The Chief Minister of Telangana, K Chandrashekar Rao, a staunch believer in Vaasthu Shastra and horoscope, is all set to dissolve the Assembly on Friday, September 6. The real poll bugle will be blown from Husnabad the very next day. KCR chose this place to kick-start his first of the 100 election rallies in 50 days for two reasons. First, since East is the direction supposedly belonging to Lord Indra, the king of gods. Sun rises in the east. It is considered most auspicious and holiest of all directions. Secondly, because Karimnagar breathed life into separate Telangana Movement.
KCR cannot take voters for granted
The Chief Minister has played his cards fast and in a systematic manner. He met the Governor several times to discuss legal and constitutional matters. He consulted legal experts both in the state and in Delhi. He sent his trusted lieutenant Rajiv Sharma to New Delhi to discuss the issue with Election Commission and get clarification on the possibility of TS going in for polls with four other states. He cleared files and bills, got campaign vehicles ready, worked out the number of election meetings he should address, and prepared a draft list of candidates, which he would be announcing in a phased manner, perhaps, a few of them at each meeting.
While it is an undisputed fact that there is a strong undercurrent of anger against the present government among the common men, none of the opposition parties has been able to galvanise the people so far to cash in on the anti-incumbency factor. They have not been able to give even an indication that all of them are capable of burying their hatchet and coming on one platform to take on TRS just as the TJAC had done to fight the Congress during the struggle for separate state.
Though Amit Shah says that he will take charge of TBJP poll campaign and that they would contest all 119 seats, the voter knows that BJP cannot cross its present strength of 4 in Hyderabad and one in Ranga Reddy district. But then a word of caution for TRS. He may take his leaders for granted and even the opposition, but should not take people for granted.

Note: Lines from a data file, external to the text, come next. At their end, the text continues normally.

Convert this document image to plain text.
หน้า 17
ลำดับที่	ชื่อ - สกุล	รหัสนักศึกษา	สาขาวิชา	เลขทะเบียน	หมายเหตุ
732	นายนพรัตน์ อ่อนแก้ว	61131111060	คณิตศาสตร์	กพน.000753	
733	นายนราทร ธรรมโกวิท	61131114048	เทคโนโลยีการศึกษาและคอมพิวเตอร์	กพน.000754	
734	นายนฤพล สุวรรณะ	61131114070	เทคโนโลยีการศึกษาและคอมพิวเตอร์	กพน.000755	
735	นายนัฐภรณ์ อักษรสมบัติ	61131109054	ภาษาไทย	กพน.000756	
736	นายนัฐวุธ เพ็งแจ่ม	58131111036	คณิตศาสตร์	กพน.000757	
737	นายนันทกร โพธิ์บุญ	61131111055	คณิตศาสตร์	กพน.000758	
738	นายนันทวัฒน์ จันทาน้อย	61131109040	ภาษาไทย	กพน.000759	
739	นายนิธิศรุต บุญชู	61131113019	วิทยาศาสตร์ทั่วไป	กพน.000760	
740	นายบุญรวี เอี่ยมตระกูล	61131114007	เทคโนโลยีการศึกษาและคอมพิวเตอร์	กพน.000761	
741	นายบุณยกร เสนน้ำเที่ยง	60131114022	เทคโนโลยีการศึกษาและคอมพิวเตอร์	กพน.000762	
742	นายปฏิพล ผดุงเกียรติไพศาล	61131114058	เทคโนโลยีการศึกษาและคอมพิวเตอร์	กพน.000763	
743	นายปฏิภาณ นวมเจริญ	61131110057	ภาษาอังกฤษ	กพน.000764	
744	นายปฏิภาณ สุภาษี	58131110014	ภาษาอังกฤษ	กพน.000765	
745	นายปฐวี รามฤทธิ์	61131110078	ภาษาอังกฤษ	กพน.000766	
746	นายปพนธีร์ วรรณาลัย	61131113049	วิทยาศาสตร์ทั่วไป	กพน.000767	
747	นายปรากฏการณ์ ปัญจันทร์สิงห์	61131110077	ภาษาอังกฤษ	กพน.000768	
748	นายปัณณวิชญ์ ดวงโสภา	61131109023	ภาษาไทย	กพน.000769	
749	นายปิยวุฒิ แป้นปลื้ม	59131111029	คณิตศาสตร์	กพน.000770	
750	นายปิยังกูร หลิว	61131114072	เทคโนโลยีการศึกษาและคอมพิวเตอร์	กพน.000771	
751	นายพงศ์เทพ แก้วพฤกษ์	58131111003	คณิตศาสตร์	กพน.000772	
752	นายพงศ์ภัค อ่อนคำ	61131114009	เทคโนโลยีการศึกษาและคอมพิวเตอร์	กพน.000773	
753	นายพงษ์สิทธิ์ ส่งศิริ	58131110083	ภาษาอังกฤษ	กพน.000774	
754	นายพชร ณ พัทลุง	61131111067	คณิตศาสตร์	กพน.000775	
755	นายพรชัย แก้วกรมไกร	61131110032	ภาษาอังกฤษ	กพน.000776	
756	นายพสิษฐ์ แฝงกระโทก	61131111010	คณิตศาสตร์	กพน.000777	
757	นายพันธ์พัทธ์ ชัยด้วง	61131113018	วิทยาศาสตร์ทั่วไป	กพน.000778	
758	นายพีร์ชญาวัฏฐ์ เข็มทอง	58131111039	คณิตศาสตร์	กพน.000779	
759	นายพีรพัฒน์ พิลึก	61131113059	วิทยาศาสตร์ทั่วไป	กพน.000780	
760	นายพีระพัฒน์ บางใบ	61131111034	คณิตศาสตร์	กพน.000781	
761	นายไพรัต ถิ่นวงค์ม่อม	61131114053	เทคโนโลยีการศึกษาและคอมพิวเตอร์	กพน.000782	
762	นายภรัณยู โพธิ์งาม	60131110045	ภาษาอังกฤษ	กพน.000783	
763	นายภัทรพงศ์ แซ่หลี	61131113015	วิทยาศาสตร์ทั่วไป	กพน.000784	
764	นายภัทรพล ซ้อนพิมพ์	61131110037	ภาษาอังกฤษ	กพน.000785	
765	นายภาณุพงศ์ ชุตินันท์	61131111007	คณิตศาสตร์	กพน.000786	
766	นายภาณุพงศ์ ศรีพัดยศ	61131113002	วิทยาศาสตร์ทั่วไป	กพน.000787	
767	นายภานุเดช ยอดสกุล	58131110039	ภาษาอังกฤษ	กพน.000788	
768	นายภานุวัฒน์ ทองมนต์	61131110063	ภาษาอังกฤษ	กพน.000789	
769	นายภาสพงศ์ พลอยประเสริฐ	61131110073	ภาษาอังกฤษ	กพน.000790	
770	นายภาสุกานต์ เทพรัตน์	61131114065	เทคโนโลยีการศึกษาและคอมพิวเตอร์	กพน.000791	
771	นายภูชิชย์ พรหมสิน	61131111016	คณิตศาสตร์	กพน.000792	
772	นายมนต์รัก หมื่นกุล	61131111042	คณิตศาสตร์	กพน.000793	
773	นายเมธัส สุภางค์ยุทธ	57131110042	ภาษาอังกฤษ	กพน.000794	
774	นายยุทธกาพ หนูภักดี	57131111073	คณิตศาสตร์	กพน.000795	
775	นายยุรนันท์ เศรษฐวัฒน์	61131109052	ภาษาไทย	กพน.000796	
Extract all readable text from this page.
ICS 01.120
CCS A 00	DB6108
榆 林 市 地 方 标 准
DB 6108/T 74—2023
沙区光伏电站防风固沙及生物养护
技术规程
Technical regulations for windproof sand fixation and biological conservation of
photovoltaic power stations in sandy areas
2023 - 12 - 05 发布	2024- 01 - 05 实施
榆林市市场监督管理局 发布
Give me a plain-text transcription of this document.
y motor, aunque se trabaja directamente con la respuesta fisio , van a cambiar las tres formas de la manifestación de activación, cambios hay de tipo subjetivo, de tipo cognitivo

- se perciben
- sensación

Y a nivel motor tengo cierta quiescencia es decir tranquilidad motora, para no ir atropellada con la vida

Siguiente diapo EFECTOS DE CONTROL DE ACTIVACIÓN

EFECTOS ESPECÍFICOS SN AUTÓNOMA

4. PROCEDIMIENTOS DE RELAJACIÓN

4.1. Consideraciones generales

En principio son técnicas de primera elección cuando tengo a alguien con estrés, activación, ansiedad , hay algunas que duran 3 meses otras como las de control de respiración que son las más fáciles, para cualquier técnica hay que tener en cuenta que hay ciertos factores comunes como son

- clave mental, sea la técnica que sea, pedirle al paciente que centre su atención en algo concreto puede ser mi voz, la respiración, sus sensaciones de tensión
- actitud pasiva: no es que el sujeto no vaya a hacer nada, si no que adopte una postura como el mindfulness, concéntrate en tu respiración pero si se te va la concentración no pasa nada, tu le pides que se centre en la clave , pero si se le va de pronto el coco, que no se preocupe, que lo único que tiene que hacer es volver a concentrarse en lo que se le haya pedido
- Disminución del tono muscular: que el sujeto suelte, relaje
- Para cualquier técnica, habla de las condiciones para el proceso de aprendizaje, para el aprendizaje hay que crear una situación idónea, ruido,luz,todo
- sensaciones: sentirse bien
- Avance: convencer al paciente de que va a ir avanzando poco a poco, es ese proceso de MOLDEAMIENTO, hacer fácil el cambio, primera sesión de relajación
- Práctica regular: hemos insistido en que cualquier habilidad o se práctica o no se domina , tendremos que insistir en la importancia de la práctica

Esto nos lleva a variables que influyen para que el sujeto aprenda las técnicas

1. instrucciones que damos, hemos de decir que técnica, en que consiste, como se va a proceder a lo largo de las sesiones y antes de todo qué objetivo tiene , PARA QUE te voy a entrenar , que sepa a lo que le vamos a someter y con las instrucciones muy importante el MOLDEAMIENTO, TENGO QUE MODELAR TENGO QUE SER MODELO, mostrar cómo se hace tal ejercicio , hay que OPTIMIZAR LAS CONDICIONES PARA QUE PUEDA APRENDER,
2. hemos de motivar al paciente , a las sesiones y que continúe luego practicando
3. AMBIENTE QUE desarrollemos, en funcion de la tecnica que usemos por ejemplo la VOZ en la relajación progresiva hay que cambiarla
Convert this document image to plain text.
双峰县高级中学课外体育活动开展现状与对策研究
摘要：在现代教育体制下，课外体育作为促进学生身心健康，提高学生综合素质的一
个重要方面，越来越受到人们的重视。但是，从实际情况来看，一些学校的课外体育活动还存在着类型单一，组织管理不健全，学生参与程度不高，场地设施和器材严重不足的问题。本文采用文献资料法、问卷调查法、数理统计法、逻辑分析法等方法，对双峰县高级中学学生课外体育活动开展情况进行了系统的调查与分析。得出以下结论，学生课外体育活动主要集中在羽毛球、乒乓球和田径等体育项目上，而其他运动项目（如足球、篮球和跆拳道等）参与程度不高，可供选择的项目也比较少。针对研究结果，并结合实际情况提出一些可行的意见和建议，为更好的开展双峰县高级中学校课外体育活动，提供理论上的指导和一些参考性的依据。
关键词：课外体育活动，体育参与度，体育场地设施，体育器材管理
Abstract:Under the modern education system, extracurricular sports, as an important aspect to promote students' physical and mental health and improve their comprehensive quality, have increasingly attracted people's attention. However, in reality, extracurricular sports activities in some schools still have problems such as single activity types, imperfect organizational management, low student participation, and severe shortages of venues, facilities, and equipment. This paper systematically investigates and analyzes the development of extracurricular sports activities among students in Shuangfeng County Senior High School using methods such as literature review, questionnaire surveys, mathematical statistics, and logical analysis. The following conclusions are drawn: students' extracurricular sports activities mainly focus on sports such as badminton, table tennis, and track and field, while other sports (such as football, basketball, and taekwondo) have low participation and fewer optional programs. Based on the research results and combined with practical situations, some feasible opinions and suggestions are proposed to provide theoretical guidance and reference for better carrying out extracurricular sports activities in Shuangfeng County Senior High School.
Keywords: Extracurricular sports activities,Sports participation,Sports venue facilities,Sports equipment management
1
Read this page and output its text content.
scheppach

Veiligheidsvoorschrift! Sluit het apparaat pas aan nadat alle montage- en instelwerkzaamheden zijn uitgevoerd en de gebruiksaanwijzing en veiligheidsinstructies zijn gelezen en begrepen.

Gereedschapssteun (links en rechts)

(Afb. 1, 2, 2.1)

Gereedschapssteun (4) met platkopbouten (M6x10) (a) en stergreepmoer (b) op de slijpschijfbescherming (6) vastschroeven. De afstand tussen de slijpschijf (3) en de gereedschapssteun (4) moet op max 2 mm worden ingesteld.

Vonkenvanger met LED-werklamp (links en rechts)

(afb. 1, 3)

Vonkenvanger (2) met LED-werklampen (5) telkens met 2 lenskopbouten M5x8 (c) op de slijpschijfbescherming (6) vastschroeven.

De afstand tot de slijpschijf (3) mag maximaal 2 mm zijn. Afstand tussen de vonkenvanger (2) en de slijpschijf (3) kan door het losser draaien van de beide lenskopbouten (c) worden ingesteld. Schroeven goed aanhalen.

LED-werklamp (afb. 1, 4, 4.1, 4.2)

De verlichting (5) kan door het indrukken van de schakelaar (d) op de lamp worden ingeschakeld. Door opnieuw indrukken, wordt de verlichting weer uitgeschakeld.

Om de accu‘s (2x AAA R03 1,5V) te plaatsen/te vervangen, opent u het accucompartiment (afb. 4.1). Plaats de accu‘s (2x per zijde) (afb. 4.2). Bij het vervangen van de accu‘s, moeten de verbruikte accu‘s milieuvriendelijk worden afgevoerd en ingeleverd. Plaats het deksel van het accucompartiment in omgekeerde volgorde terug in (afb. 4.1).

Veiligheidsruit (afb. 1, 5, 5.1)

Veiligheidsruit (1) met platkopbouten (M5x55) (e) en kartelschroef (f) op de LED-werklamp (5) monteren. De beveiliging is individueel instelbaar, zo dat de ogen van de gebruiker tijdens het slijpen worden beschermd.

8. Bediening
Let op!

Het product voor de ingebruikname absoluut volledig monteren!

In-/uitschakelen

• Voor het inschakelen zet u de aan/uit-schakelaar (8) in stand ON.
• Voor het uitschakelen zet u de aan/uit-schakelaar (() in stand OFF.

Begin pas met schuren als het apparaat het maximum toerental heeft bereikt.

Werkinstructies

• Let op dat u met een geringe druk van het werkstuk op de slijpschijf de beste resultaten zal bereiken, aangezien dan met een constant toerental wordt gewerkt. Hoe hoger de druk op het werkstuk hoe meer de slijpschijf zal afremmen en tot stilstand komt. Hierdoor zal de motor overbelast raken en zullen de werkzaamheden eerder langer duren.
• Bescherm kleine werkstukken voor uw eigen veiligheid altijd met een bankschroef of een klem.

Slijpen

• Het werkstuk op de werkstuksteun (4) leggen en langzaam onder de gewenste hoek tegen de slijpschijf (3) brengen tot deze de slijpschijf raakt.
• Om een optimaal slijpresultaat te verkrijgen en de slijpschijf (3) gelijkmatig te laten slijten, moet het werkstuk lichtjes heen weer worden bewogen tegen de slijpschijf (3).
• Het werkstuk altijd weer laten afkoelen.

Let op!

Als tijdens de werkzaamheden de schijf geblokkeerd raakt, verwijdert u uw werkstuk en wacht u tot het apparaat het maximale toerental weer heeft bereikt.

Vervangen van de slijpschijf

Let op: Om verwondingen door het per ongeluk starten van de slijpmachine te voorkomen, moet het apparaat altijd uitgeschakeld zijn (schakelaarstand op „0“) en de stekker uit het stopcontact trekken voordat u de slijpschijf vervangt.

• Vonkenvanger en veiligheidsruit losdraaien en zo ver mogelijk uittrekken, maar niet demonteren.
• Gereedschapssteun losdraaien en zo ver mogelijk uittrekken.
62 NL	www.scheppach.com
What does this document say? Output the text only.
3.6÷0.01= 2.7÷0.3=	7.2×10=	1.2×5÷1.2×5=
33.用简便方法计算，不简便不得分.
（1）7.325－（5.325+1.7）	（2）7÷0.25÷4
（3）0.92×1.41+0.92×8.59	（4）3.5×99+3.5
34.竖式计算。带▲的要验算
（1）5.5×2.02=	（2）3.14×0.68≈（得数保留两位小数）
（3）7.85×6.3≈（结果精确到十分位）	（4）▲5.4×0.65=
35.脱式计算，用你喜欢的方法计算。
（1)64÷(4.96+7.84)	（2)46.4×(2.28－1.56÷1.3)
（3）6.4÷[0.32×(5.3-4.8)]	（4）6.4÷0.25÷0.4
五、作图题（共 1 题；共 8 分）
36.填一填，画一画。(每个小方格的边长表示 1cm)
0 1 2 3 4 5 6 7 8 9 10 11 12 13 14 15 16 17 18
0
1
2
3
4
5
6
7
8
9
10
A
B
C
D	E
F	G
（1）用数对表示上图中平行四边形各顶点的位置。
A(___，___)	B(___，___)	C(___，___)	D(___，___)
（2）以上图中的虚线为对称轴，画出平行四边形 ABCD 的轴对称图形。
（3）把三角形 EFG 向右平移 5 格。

NTR, too, was very confident in 1989, especially considering the dizzy heights he sat on as the nation was poised on the threshold of general elections. As the chairman of National Front, he had hoped to play the king-maker in Delhi after the elections, but what the country saw was a shattered Rama Rao. He took the voters for granted even as Dr M Chenna Reddy activated district units of the Congress party and came up with separate local manifestos to counter TDP. Reddy specified the welfare schemes he would continue and the ones he would scrap after coming to power. He made the disgruntled party leaders close ranks and this made the party win the elections. The big question is: Can Congress repeat this now?